PCA_station <- prcomp(lag_14_data)

var_explained <- c(0, PCA_station$sdev ^ 2)
cumulative_var <- cumsum(var_explained)
pct_var_explained <- 100 * cumulative_var / max(cumulative_var)

var_df <- tibble(
  Component = seq_along(pct_var_explained) - 1,
  pct_var_explained = pct_var_explained
)
score_data <- 
  tibble(
    y = holiday_data$s_40380,
    year = factor(holiday_data$year),
    pow = holiday_data$pow,
    PC1 = PCA_station$x[, 1],
    PC2 = PCA_station$x[, 2],
    dow = holiday_data$dow
  )

pca_rng <- extendrange(c(score_data$PC1, score_data$PC2))

var_plot <- 
  var_df %>% 
  dplyr::filter(Component <= 50) %>% 
  ggplot(aes(x = Component, y = pct_var_explained)) +
  geom_line(size = 1.3) +
  ylim(0, 100) +
  xlab("Component") +
  ylab("Percent Variance Explained") +
  ggtitle("(a)")

score_plot12 <- 
  ggplot(score_data, aes(PC1,PC2)) +
  geom_point(size = 1, alpha = 0.25) +
  xlab("Component 1") +
  ylab("Component 2") +
  xlim(pca_rng) + ylim(pca_rng) +
  ggtitle("(b)")

score1_vs_day <- 
  ggplot(score_data, aes(x = dow, y = PC1)) + 
  geom_violin(adjust = 1.5) + 
  ylab("Component 1") +
  xlab("") + 
  ylim(pca_rng) +
  ggtitle("(c)") 

score2_vs_year <- 
  ggplot(score_data, aes(x = year, y = PC2, col = year)) + 
  geom_violin(adjust = 1.5)  + 
  ylab("Component 2") +
  xlab("") + 
  # ylim(pca_rng) +
  scale_color_manual(values = year_cols)+
  theme(legend.position = "none") +
  ggtitle("(d)") 

(var_plot + score_plot12) / score1_vs_day / score2_vs_year

The cumulative variability summarized across the first 10 components (a).
A scatter plot of the first two principal components.
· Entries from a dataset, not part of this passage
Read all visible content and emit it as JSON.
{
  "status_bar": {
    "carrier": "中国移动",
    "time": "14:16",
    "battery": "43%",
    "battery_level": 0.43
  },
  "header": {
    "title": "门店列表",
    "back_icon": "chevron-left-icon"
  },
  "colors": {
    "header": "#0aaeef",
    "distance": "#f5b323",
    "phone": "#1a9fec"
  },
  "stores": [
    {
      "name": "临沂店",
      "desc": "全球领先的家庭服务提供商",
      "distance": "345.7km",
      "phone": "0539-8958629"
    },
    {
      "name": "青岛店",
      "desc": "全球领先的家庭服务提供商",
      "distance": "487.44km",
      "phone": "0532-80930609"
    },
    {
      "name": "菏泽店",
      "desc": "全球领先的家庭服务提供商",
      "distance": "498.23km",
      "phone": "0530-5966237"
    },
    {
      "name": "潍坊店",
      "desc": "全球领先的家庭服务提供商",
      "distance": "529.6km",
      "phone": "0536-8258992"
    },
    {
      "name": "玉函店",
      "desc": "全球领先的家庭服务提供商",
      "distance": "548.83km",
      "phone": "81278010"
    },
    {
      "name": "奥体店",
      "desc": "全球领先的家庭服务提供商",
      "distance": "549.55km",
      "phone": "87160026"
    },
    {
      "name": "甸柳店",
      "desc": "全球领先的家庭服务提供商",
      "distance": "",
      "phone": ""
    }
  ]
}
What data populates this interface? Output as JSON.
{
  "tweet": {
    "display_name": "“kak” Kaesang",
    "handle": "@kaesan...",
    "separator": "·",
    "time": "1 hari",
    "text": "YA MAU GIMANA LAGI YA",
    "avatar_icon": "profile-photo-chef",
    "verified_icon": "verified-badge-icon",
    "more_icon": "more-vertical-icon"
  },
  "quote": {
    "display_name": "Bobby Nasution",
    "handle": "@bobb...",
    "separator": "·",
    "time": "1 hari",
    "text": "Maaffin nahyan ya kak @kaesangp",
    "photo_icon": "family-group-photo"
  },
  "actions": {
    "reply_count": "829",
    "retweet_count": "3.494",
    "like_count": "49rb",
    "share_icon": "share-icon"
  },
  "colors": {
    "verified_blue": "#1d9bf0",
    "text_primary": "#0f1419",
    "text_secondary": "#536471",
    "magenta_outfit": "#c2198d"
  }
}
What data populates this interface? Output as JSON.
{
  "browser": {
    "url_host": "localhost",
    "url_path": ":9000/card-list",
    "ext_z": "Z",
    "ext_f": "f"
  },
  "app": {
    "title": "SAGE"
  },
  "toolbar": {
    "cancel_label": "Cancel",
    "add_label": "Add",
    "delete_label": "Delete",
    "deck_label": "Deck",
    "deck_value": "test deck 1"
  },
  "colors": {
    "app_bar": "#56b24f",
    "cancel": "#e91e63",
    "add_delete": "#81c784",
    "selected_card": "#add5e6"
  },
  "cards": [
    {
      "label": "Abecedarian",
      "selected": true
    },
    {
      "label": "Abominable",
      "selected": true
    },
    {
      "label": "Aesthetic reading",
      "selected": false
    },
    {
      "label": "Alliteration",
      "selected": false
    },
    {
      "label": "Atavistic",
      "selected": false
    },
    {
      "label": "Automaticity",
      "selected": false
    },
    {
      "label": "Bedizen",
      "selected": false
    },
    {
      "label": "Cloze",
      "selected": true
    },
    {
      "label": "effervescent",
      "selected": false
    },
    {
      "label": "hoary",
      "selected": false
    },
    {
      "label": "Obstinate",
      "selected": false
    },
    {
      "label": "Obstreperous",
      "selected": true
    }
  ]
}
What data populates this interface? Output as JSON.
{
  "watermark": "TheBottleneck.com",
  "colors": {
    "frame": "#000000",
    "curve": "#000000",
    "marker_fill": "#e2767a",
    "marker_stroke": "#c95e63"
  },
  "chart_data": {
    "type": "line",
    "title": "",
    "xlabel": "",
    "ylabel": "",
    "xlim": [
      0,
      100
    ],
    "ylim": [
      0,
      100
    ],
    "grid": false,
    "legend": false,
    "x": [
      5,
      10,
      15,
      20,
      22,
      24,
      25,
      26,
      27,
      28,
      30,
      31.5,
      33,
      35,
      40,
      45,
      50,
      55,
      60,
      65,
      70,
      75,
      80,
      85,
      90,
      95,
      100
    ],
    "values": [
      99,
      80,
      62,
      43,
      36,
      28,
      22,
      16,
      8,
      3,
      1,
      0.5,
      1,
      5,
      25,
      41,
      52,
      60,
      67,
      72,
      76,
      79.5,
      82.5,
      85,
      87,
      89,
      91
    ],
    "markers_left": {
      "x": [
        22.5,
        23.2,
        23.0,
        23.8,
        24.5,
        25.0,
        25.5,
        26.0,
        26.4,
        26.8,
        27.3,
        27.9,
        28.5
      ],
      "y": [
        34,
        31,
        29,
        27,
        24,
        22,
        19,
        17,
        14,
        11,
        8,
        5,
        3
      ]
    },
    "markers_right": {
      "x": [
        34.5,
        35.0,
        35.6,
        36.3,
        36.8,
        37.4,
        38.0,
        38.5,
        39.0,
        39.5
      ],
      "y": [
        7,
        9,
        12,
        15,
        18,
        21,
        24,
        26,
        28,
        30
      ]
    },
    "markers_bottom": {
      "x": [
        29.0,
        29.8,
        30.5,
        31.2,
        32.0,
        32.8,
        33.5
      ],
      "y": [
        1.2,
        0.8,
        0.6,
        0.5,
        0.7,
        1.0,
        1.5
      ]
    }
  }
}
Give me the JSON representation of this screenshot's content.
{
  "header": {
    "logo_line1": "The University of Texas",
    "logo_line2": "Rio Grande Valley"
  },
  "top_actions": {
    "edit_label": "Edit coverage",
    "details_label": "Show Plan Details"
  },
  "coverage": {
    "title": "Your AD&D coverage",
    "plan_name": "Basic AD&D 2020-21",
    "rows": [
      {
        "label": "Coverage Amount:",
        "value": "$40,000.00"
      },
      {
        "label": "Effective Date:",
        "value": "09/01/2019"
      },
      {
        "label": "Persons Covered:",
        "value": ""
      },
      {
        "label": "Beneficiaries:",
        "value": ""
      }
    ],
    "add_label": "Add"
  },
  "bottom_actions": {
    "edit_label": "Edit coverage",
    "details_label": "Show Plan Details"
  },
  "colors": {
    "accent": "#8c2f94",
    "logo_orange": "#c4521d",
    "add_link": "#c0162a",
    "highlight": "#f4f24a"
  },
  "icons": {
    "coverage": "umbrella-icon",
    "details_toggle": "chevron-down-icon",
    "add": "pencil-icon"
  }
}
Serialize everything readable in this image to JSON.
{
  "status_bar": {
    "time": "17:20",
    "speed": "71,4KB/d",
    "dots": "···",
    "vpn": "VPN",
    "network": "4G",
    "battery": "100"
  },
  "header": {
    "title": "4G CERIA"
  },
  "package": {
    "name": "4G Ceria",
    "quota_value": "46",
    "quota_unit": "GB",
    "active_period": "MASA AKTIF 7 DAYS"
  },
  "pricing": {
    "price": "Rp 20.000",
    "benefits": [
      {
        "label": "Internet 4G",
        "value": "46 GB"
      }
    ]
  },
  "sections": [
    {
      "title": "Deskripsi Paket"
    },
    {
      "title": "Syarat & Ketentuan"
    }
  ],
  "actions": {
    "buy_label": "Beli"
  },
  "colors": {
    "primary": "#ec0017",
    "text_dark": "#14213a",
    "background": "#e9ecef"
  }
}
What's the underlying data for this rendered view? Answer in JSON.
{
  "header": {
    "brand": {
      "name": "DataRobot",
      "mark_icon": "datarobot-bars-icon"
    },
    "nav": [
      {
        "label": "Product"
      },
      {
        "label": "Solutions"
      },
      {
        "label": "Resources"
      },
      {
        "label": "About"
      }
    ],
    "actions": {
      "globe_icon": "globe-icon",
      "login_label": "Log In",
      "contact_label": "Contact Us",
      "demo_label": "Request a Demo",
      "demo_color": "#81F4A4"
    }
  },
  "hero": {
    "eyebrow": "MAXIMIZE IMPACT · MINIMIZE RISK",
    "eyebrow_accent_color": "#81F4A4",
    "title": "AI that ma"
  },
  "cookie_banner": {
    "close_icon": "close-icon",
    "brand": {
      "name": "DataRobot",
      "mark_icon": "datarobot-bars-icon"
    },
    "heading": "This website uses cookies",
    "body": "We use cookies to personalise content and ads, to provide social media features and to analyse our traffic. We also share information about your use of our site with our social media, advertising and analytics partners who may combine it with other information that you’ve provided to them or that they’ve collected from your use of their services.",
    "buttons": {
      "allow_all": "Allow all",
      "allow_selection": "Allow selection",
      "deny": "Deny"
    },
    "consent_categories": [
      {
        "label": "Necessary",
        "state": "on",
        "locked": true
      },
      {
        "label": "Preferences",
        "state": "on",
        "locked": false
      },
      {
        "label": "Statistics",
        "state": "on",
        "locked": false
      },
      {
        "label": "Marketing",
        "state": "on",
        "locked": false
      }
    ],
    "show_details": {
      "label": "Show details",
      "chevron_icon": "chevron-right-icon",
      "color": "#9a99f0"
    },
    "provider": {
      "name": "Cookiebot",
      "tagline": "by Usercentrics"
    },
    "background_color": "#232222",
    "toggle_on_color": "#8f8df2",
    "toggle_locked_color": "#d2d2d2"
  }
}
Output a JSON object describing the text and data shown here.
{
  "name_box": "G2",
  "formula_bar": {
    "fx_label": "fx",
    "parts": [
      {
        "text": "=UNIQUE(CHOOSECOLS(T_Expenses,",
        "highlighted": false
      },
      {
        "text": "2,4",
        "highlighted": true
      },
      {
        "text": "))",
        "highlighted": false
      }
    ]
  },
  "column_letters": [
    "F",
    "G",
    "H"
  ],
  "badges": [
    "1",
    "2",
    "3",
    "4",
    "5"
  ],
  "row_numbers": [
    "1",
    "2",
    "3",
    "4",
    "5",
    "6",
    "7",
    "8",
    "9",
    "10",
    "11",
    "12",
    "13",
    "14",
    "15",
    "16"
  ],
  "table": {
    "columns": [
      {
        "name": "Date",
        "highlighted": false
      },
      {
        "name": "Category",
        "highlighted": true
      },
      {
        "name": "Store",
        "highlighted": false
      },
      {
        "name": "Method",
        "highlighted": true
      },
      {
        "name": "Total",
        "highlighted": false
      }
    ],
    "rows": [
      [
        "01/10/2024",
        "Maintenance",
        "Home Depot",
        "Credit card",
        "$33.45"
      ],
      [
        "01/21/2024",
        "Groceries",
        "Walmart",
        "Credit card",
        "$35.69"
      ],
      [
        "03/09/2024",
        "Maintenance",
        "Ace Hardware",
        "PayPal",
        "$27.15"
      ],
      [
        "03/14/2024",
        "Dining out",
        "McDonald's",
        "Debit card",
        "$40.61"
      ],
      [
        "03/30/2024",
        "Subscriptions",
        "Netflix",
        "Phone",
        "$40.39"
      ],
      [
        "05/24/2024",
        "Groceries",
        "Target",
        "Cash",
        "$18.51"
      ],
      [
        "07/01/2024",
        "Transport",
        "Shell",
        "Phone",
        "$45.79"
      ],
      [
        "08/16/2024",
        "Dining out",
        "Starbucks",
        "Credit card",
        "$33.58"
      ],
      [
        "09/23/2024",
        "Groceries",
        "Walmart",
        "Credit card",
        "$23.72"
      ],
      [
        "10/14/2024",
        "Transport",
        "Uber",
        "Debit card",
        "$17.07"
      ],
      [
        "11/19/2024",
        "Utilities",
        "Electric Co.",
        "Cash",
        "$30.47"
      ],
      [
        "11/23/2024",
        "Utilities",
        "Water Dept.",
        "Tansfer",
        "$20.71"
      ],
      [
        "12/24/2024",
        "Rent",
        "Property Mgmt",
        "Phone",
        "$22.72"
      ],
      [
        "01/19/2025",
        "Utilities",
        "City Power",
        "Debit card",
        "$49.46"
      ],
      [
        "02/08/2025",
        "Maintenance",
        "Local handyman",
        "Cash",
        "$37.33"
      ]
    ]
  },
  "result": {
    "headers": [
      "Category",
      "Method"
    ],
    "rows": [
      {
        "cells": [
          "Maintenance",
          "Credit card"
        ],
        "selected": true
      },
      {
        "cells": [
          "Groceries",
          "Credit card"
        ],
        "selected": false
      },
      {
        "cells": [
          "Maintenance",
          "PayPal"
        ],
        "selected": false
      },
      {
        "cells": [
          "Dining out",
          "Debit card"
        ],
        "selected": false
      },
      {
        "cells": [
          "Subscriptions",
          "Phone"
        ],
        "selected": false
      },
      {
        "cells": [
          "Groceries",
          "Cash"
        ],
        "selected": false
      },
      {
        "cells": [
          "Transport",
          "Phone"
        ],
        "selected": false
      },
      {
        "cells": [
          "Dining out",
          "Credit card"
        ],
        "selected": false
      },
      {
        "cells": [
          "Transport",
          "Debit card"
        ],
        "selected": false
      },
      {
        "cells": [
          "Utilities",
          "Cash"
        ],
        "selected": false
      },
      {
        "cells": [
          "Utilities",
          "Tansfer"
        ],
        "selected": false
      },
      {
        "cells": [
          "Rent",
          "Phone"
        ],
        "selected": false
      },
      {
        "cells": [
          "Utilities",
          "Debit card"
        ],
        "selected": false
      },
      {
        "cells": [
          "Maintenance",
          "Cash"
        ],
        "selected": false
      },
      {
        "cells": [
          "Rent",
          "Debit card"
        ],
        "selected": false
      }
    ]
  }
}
The first component focuses on variation due to part of the week while the second component focuses on variation due to time (year) (b).
The relationship between the first principal component and ridership for each day of the week at the Clark/Lake station (c).
The relationship between second principal component and ridership for each year at the Clark/Lake station (d).